You can also get free translations back and forth among English and five European languages by keying in data at Digital’s AltaVista site (babelfish. altavista.digital.com). Or try Systran Software’s Systran Personal for Windows (www.systransoft.com), a bidirectional translation tool that retails for $49.
The Human Accent Machine translation is fast, but when it comes to creating a slick, polyglot Web presence, mere software can’t take a whole slew of cultural translation issues into account. For example, does your product fit into the greater context of your targeted foreign markets? And if the product fits, does your current marketing plan make sense in the various cultures?
Hiring specialists to help you answer such questions is expensive. And hiring a general-purpose human translator will cost 15 or 20 cents a word, Simpson says. The expense will increase with each additional language, so you’ve got to be selective. “If you’re selling home office products,” Simpson says, “you definitely have to have Japanese and German. Beyond that, you need Spanish and, believe it or not, Portuguese. Brazilians have a lot of money these days, and they really want to talk with the world.”
Creating a Web presence in five additional languages will be costly enough that it’s worthwhile only if high revenues are likely to result. But some multilingual approaches make sense almost no matter what. Any non-English site is crying out for an Anglo rendition, for instance. Also, some products make particular sense in a specific foreign language–a Canadian company that sells a French-language HTML editor, for instance, would be well advised to have a bilingual site. And if you’re already fluent in a foreign language or two, well, translate your site yourself.

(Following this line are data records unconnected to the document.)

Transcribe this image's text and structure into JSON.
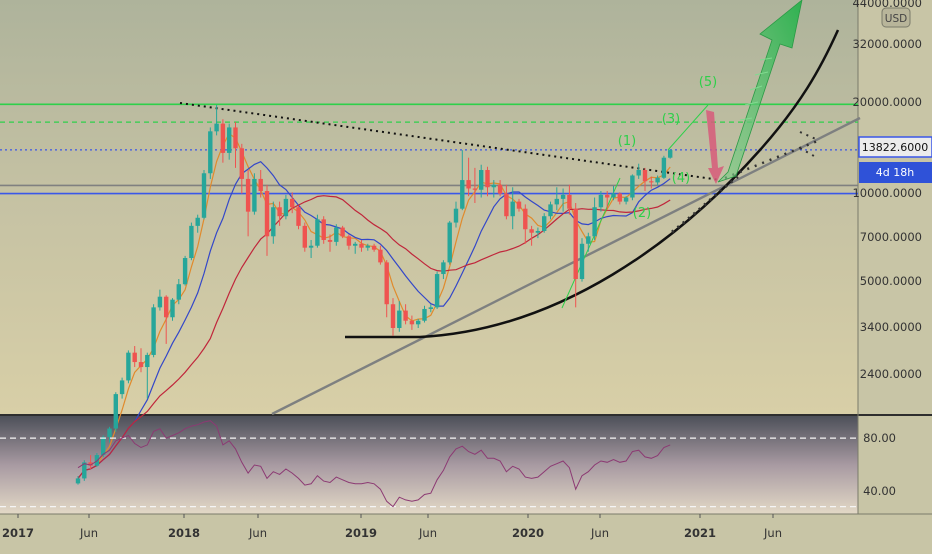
{
  "chart_data": {
    "type": "candlestick",
    "x_ticks": [
      "2017",
      "Jun",
      "2018",
      "Jun",
      "2019",
      "Jun",
      "2020",
      "Jun",
      "2021",
      "Jun"
    ],
    "price_axis": {
      "scale": "log",
      "currency_label": "USD",
      "ticks": [
        "44000.0000",
        "32000.0000",
        "20000.0000",
        "10000.0000",
        "7000.0000",
        "5000.0000",
        "3400.0000",
        "2400.0000"
      ]
    },
    "current_price_label": "13822.6000",
    "countdown_label": "4d 18h",
    "levels": [
      {
        "price": 19800,
        "style": "solid",
        "color": "#2ed04a"
      },
      {
        "price": 17200,
        "style": "dashed",
        "color": "#2ed04a"
      },
      {
        "price": 13822.6,
        "style": "dotted",
        "color": "#3a57e8"
      },
      {
        "price": 10450,
        "style": "solid",
        "color": "#808080"
      },
      {
        "price": 9800,
        "style": "solid",
        "color": "#3a57e8"
      }
    ],
    "wave_labels": [
      "(1)",
      "(2)",
      "(3)",
      "(4)",
      "(5)"
    ],
    "candles": [
      [
        1000,
        1060,
        990,
        1040
      ],
      [
        1040,
        1200,
        1020,
        1180
      ],
      [
        1180,
        1250,
        1120,
        1150
      ],
      [
        1150,
        1270,
        1140,
        1250
      ],
      [
        1250,
        1460,
        1230,
        1440
      ],
      [
        1440,
        1560,
        1380,
        1540
      ],
      [
        1540,
        2050,
        1500,
        2020
      ],
      [
        2020,
        2300,
        1950,
        2250
      ],
      [
        2250,
        2850,
        2200,
        2800
      ],
      [
        2800,
        2950,
        2500,
        2600
      ],
      [
        2600,
        2900,
        2400,
        2500
      ],
      [
        2500,
        2800,
        1950,
        2750
      ],
      [
        2750,
        4100,
        2700,
        4000
      ],
      [
        4000,
        4600,
        3900,
        4350
      ],
      [
        4350,
        4400,
        3000,
        3700
      ],
      [
        3700,
        4300,
        3600,
        4250
      ],
      [
        4250,
        5000,
        4100,
        4800
      ],
      [
        4800,
        6000,
        4750,
        5900
      ],
      [
        5900,
        7800,
        5800,
        7600
      ],
      [
        7600,
        8300,
        7200,
        8100
      ],
      [
        8100,
        11800,
        8000,
        11500
      ],
      [
        11500,
        16500,
        11000,
        16000
      ],
      [
        16000,
        19700,
        15500,
        17000
      ],
      [
        17000,
        17600,
        12500,
        13500
      ],
      [
        13500,
        17000,
        12800,
        16500
      ],
      [
        16500,
        17200,
        12000,
        14000
      ],
      [
        14000,
        14500,
        9800,
        11000
      ],
      [
        11000,
        11800,
        7000,
        8500
      ],
      [
        8500,
        11500,
        8300,
        11000
      ],
      [
        11000,
        11800,
        9500,
        10000
      ],
      [
        10000,
        10500,
        6000,
        7000
      ],
      [
        7000,
        9200,
        6600,
        8800
      ],
      [
        8800,
        9200,
        7600,
        8200
      ],
      [
        8200,
        9700,
        8000,
        9400
      ],
      [
        9400,
        9900,
        8400,
        8800
      ],
      [
        8800,
        8900,
        7400,
        7600
      ],
      [
        7600,
        7800,
        6200,
        6400
      ],
      [
        6400,
        6800,
        5900,
        6500
      ],
      [
        6500,
        8300,
        6400,
        8000
      ],
      [
        8000,
        8200,
        6600,
        6800
      ],
      [
        6800,
        7100,
        6200,
        6700
      ],
      [
        6700,
        7700,
        6500,
        7500
      ],
      [
        7500,
        7600,
        6900,
        7000
      ],
      [
        7000,
        7100,
        6300,
        6500
      ],
      [
        6500,
        6700,
        6100,
        6600
      ],
      [
        6600,
        6800,
        6200,
        6400
      ],
      [
        6400,
        6600,
        6250,
        6500
      ],
      [
        6500,
        6600,
        6200,
        6300
      ],
      [
        6300,
        6500,
        5600,
        5700
      ],
      [
        5700,
        5800,
        3700,
        4100
      ],
      [
        4100,
        4300,
        3200,
        3400
      ],
      [
        3400,
        4200,
        3300,
        3900
      ],
      [
        3900,
        4100,
        3500,
        3600
      ],
      [
        3600,
        3750,
        3350,
        3500
      ],
      [
        3500,
        3650,
        3400,
        3600
      ],
      [
        3600,
        4050,
        3550,
        3950
      ],
      [
        3950,
        4100,
        3850,
        4000
      ],
      [
        4000,
        5300,
        3950,
        5200
      ],
      [
        5200,
        5800,
        5000,
        5700
      ],
      [
        5700,
        7900,
        5600,
        7800
      ],
      [
        7800,
        9200,
        7500,
        8700
      ],
      [
        8700,
        13800,
        8600,
        10900
      ],
      [
        10900,
        13000,
        9600,
        10200
      ],
      [
        10200,
        12000,
        9100,
        10100
      ],
      [
        10100,
        12300,
        9500,
        11800
      ],
      [
        11800,
        12100,
        9600,
        10300
      ],
      [
        10300,
        10900,
        9500,
        10500
      ],
      [
        10500,
        10900,
        9600,
        9800
      ],
      [
        9800,
        10500,
        8000,
        8200
      ],
      [
        8200,
        10300,
        7400,
        9200
      ],
      [
        9200,
        9400,
        8500,
        8700
      ],
      [
        8700,
        9000,
        6600,
        7400
      ],
      [
        7400,
        7600,
        6500,
        7200
      ],
      [
        7200,
        7500,
        6900,
        7300
      ],
      [
        7300,
        8400,
        7200,
        8200
      ],
      [
        8200,
        9200,
        8000,
        9000
      ],
      [
        9000,
        10300,
        8600,
        9400
      ],
      [
        9400,
        10200,
        8500,
        9700
      ],
      [
        9700,
        10500,
        8300,
        8700
      ],
      [
        8700,
        9100,
        4000,
        5000
      ],
      [
        5000,
        6900,
        4900,
        6600
      ],
      [
        6600,
        7200,
        6200,
        7000
      ],
      [
        7000,
        9500,
        6800,
        8800
      ],
      [
        8800,
        10000,
        8500,
        9700
      ],
      [
        9700,
        10000,
        8700,
        9500
      ],
      [
        9500,
        10400,
        9300,
        9800
      ],
      [
        9800,
        9900,
        9000,
        9200
      ],
      [
        9200,
        9600,
        9000,
        9500
      ],
      [
        9500,
        11400,
        9300,
        11300
      ],
      [
        11300,
        12400,
        11000,
        11800
      ],
      [
        11800,
        12000,
        10000,
        10800
      ],
      [
        10800,
        11200,
        10200,
        10700
      ],
      [
        10700,
        11300,
        10500,
        11100
      ],
      [
        11100,
        13200,
        11000,
        13000
      ],
      [
        13000,
        13900,
        12900,
        13800
      ]
    ],
    "rsi": {
      "upper_band": "80.00",
      "lower_band": "40.00",
      "values": [
        58,
        61,
        60,
        63,
        68,
        71,
        78,
        80,
        82,
        76,
        73,
        75,
        85,
        87,
        80,
        82,
        84,
        87,
        89,
        90,
        92,
        93,
        89,
        75,
        78,
        72,
        62,
        54,
        60,
        59,
        50,
        55,
        53,
        57,
        54,
        50,
        45,
        46,
        52,
        48,
        47,
        51,
        49,
        47,
        46,
        46,
        47,
        46,
        42,
        33,
        29,
        36,
        34,
        33,
        34,
        38,
        39,
        49,
        56,
        66,
        72,
        74,
        70,
        68,
        71,
        65,
        65,
        63,
        55,
        59,
        57,
        51,
        50,
        51,
        55,
        59,
        61,
        63,
        58,
        42,
        52,
        55,
        60,
        63,
        62,
        64,
        62,
        63,
        70,
        71,
        66,
        65,
        67,
        73,
        75
      ]
    }
  }
}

Whatever languages you adopt, and however you get your translations, don’t neglect to market your site in your targeted foreign markets. Euro-Marketing Associates, based in San Francisco, offers a $495 Global Reach Starter Package that translates a one-page summary of your site into German, French, and Japanese, then lists your site in 20 indexes per language. The site also lists a wide variety of similar indexes, so you can do the subsequent marketing work yourself.
Dollars for Drachmas Putting up product descriptions in Greek is one thing, but multinational Web traders had better keep international currency hassles in mind as well as language issues. Or better yet, let a company such as Octagon Technology Group (www.otginc.com) in Schaumburg, Ill., take care of the hassles for you. Octagon president Jeff Punzel says that if your customer in Athens pays with a check written in drachmas against a Greek bank account, Octagon’s IntegriCharge service will make sure the corresponding amount of U.S. dollars makes its way into your stateside account–all for about a buck per transaction. Should a customer return a product, Octagon will issue a refund check in drachmas.
Punzel says Octagon also provides some assistance with another vital area that must be considered when doing business in foreign languages: requests for support. Octagon translates any transaction-related customer messages and your replies as part of the basic IntegriCharge fee.
One other thing before you sink money into your global Web presence: Check for international trade laws that could hang up your business. Try the U.S. Department of Commerce’s International Trade Administration at www.ita.doc.gov as a jumping-off point for your research.